Lo dicho, la sal ha sido el oro cristalizado de la civilización. No es gratuito que la etimología de la palabra salario provenga de la palabra sal. En algún momento de la historia, se acuñaron monedas con sal. Supongo que, en otras épocas, en lugar de decir que algo valía su peso en oro, se mentaba que valía su peso en sal. Pero no todo se resume a la riqueza mundana, la sal también tiene su lado místico. Sí, la sal era mágica, antes de que la desvirtuáramos con nuestro mundo sesudo y científico. Todavía tiene algo de poder, pues el hombre jamás ha dejado de buscar en las estrellas.

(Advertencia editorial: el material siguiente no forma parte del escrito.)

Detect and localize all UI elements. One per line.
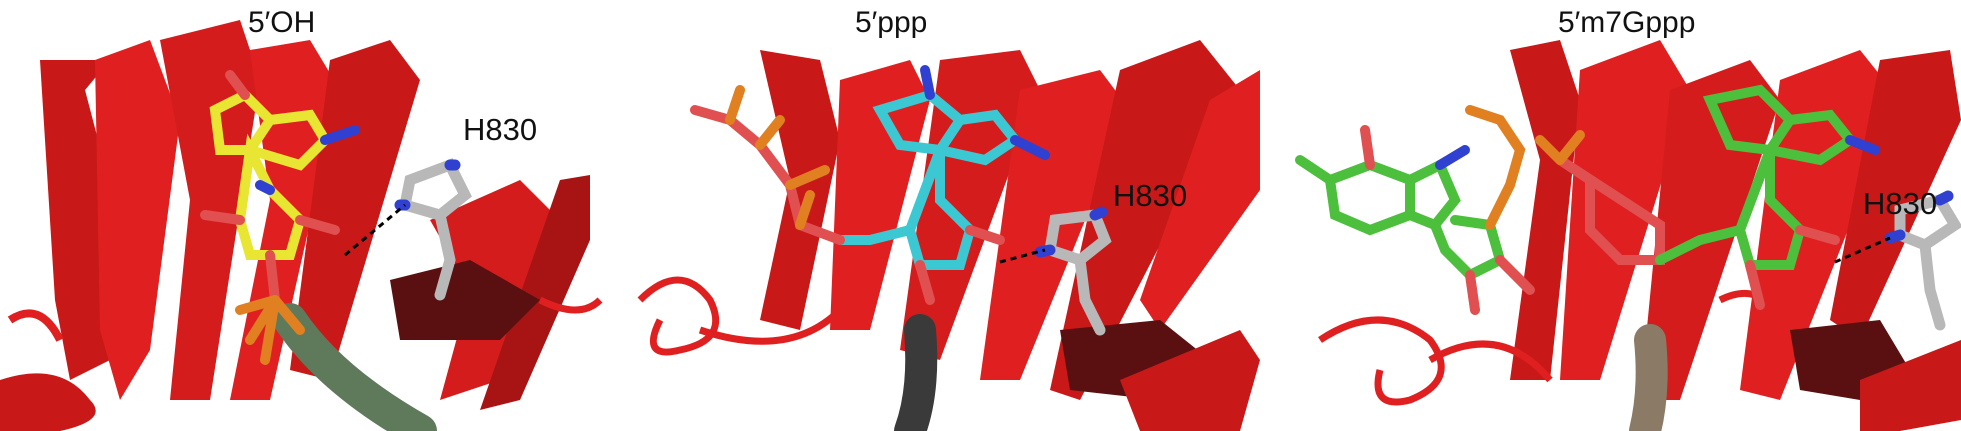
panel-title: 5′OH	[248, 6, 316, 39]
structure-render-5ppp	[637, 40, 1260, 431]
ligand-sticks	[200, 70, 360, 365]
panel-5ppp: 5′ppp H830	[637, 0, 1260, 431]
ligand-sticks	[1295, 84, 1880, 315]
structure-render-5m7gppp	[1295, 40, 1961, 431]
residue-label: H830	[1863, 186, 1938, 221]
panel-title: 5′ppp	[855, 6, 928, 39]
residue-label: H830	[463, 112, 538, 147]
panel-5oh: 5′OH H830	[0, 0, 603, 431]
rna-tube	[1629, 324, 1668, 431]
hydrogen-bond	[999, 248, 1046, 264]
histidine-h830	[1884, 190, 1961, 331]
ligand-sticks	[690, 65, 1050, 305]
rna-tube	[894, 314, 938, 431]
structure-render-5oh	[0, 20, 603, 431]
panel-5m7gppp: 5′m7Gppp H830	[1260, 0, 1961, 431]
protein-ribbon	[0, 20, 603, 431]
hydrogen-bond	[344, 203, 406, 257]
residue-label: H830	[1113, 178, 1188, 213]
panel-title: 5′m7Gppp	[1558, 6, 1696, 39]
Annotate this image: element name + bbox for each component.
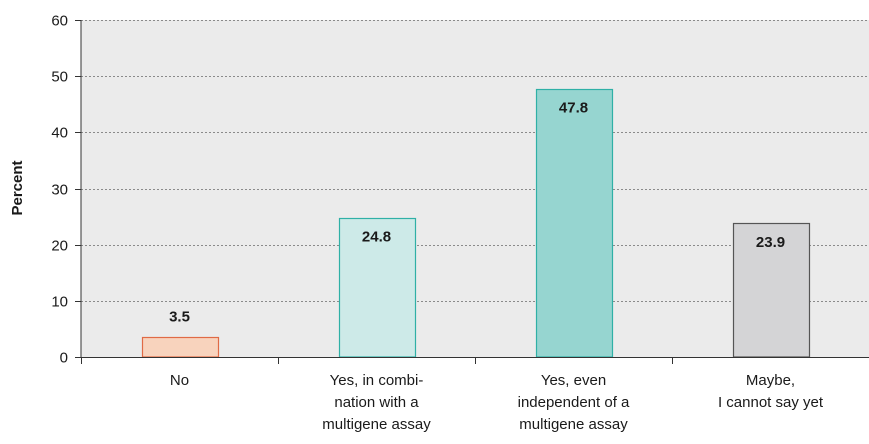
x-category-label: I cannot say yet [718,394,824,411]
y-axis-ticks: 0 10 20 30 40 50 60 [51,13,81,367]
x-category-label: No [170,372,189,389]
y-tick-label: 60 [51,13,68,30]
x-category-label: multigene assay [322,416,431,433]
y-tick-label: 20 [51,238,68,255]
data-label: 23.9 [756,234,785,251]
x-category-label: multigene assay [519,416,628,433]
bar [535,88,614,358]
y-tick-label: 40 [51,125,68,142]
bar [338,217,417,358]
x-axis-labels: No Yes, in combi-nation with a multigene a… [170,372,824,433]
y-tick-label: 0 [60,350,68,367]
x-category-label: Yes, even [541,372,606,389]
data-label: 24.8 [362,229,391,246]
x-category-label: Yes, in combi- [330,372,424,389]
data-labels: 3.5 24.8 47.8 23.9 [169,100,785,326]
data-label: 3.5 [169,308,190,325]
x-category-label: nation with a [334,394,419,411]
y-tick-label: 10 [51,294,68,311]
x-axis-ticks [81,357,673,364]
y-tick-label: 30 [51,182,68,199]
y-tick-label: 50 [51,69,68,86]
x-category-label: independent of a [518,394,630,411]
bar [141,336,220,358]
data-label: 47.8 [559,100,588,117]
x-category-label: Maybe, [746,372,795,389]
y-axis-title: Percent [9,160,26,215]
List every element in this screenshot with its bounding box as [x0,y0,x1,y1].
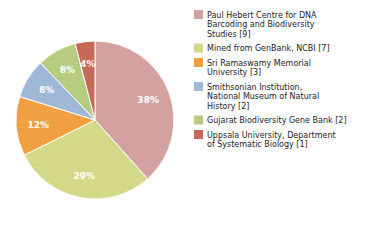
legend-swatch [194,82,203,91]
legend-item: Uppsala University, Departmentof Systema… [194,130,336,149]
legend-item: Mined from GenBank, NCBI [7] [194,44,330,54]
legend-swatch [194,10,203,19]
data-labels: 38% 29% 12% 8% 8% 4% [28,59,159,181]
data-label: 8% [39,85,54,95]
legend-label: Gujarat Biodiversity Gene Bank [2] [207,116,347,125]
chart: 38% 29% 12% 8% 8% 4% Paul Hebert Centre for DN… [0,0,380,240]
legend-swatch [194,130,203,139]
legend-swatch [194,116,203,125]
legend-label: Mined from GenBank, NCBI [7] [207,44,330,53]
data-label: 29% [73,171,95,181]
legend-swatch [194,44,203,53]
data-label: 8% [60,65,75,75]
legend-label: Uppsala University, Departmentof Systema… [207,131,336,150]
legend-label: Paul Hebert Centre for DNABarcoding and … [207,11,317,39]
data-label: 38% [137,95,159,105]
legend-label: Smithsonian Institution,National Museum … [207,83,319,111]
pie-slice [75,41,95,120]
legend-label: Sri Ramaswamy MemorialUniversity [3] [207,59,311,78]
data-label: 4% [80,59,95,69]
legend-item: Smithsonian Institution,National Museum … [194,82,319,111]
legend: Paul Hebert Centre for DNABarcoding and … [194,10,347,149]
data-label: 12% [28,120,50,130]
pie [16,41,174,199]
legend-item: Paul Hebert Centre for DNABarcoding and … [194,10,317,39]
legend-item: Gujarat Biodiversity Gene Bank [2] [194,116,347,126]
legend-item: Sri Ramaswamy MemorialUniversity [3] [194,58,311,77]
legend-swatch [194,58,203,67]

La sal ha sido empleada para preservar no sólo lo que comemos, sino los cuerpos vía la momificación. Preservar es hacerle un guiño a la divina inmortalidad. La sal, en distintas culturas, ayuda a ahuyentar a los malos espíritus y a alejar a los fantasmas. Cuando la derramamos, es sinónimo de desgracia. La fatalidad puede ser revertida al arrojar un poco sobre el hombro izquierdo, ahí donde dicen que asoma el rostro del mismísimo Satanás; por algo tenemos una diestra, la derecha, y una izquierda, sí, la siniestra.
La sal se emplea en la elaboración del agua bendita. No me canso de imaginar que los vampiros en verdad son una especie de caracoles o tlaconetes sobrenaturales que se retuercen con la sal del bendito líquido. Se trazan cruces de sal para llamar al bien y estrellas para hacer el mal. Sí, derramar la sal es salarse, ser los receptáculos de la mala suerte, como si nos transformáramos en un trozo de cecina mal hecha. Así se representa en algunos cuadros de la Última Cena: en el de Giampietrino y en el mosaico de Giacomo Rafaelli, podemos descubrir a Judas Iscariote en actitud de alejamiento de la figura central, Cristo; su reacción lo lleva a derribar un salero con el brazo. Ambas representaciones son réplicas de la famosa La Última Cena de Leonardo Da Vinci, pero por más que aguzo los ojos en las imágenes de alta resolución de ésta, no logro ver ningún salero. Sé que la obra no es la “original”; es decir, de la que terminó Da Vinci queda poco, y en el transcurso de los siglos ha sido retocada y se ha hecho hasta lo imposible para preservarla. Es una lástima que Da Vinci no haya utilizado el tradicional fresco cuando concibió esta obra de arte, y que su innovación fuera su sentencia. Sí, se antoja rociarla con un salero, y que toda la magia de la sal la preserve para siempre.
La alegoría del salero en esta imagen cristiana nos repite las palabras de Cristo, quien invitó a sus apóstoles a ser “la sal de la tierra”. Imagino un mundo sabroseado con las enseñanzas de este mesías. Lástima que, como todo símbolo, la sal también tenga su lado oscuro. Ya lo dije, la sal también mata, y puede transformar una tierra fértil en yerma. Nadie podría sobrevivir bebiendo agua de mar. Yo, amante del salero, no podría sólo comer sal. En su justa medida, como se antoja cualquier mesías, todo sería sabor a bondad. El llamado de Cristo era para alejar el mal de la faz de la tierra. Creo que es una tarea imposible, como es imposible preservar algo para siempre. La eternidad no nos corresponde.
Tal vez todo el conocimiento, todas las analogías y las metáforas, todo lo que es y ha sido se encierra en un grano de sal. Tal vez por eso salo mi comida, creyendo que encontraré alguna respuesta: mi gusto es inocente y goloso. En fin, si alguna vez me invitan a comer, no olviden colocar un salero frente a mi plato, sí, porque me gusta la sal, pero también porque es símbolo de hospitalidad. No olviden que mis excesos no señalan las carencias en la sazón de quien cocina. Todo por hoy, basta de salazón.